Center Court leverages VCC’s CrowdView technology, which, according to VCC CEO Larry Thaler, was born of a request made by The Kelly Clarkson Show. Clarkson’s wish for a wall of audience participants tested the capabilities of what VCC’s technology could handle. The company adapted, offering more quality and maintaining quality in a video wall that allows show producers to dynamically and flexibly change positioning and layout of video feeds in the grid.

NBA TV’s Center Court brings in live video feeds of hosts, analysts, and even fans from the across the country to actively participate in the coverage of a live NBA broadcast.

“CrowdView lets us take a single endpoint and put multiple people up on screen à la Hollywood Squares or Brady Bunch but at the high quality that the VCC is known for,” says Thaler.

In the case of NBA TV, VCC offers technology support, but much of the control is in the hands of the NBA TV staff, including Senior Director Alisa Deanes, who can call out changes the layout of live fan video feeds in real time at any point in the broadcast.

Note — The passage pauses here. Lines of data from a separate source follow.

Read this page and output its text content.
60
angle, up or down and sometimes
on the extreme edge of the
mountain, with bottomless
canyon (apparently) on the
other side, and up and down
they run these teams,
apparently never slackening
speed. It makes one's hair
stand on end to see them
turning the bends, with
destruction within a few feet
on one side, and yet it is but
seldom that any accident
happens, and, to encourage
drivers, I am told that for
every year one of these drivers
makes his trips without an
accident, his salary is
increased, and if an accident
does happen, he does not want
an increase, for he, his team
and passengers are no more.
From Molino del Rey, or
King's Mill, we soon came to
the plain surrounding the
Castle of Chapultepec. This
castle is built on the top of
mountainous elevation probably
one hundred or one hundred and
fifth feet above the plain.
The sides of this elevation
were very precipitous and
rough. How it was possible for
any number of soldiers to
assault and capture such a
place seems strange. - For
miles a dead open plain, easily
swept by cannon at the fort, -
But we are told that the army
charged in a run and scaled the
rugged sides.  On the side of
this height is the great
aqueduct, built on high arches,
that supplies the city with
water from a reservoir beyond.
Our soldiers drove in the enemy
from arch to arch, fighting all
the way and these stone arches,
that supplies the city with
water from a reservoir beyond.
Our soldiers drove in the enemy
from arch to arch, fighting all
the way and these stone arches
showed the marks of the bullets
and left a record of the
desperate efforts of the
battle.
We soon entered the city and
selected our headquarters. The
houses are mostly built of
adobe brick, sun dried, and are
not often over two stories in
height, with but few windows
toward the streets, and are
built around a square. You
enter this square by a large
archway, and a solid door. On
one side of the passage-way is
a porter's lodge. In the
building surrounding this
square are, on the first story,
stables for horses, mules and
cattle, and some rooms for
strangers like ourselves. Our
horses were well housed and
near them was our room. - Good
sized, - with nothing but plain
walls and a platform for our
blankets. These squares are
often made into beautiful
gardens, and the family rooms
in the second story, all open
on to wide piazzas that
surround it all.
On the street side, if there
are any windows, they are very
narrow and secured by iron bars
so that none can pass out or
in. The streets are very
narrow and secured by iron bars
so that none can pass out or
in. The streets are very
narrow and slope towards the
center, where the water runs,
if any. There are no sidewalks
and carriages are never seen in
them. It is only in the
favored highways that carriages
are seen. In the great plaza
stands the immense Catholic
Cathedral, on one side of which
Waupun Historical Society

Growing comfort with the technology has led to increased creativity among the NBA TV staff.

“The partnership with VCC has been a great asset to NBA TV and our Center Court broadcast,” notes Berkman. “VCC is a proactive partner in vetting our production ideas for the broadcast and making great suggestions to capitalize on their technology.”

Says VCC Head of Sales Matthew O’Brien, “There’s fluency that goes along with that, and it wasn’t too robust a preproduction schedule. Within efficient time, we were able to give control back to [NBA TV], as well as flexibility and creativity. When they wanted to bring us into the shot, we were ready to go. That, to me, reflects that this isn’t a vendor relationship, that they could call the shot and depend on us to get it up on screen and do it well.”

The next edition of Center Court airs tonight on NBA TV when the San Antonio Spurs visit the Dallas Mavericks at 8:30 p.m. ET.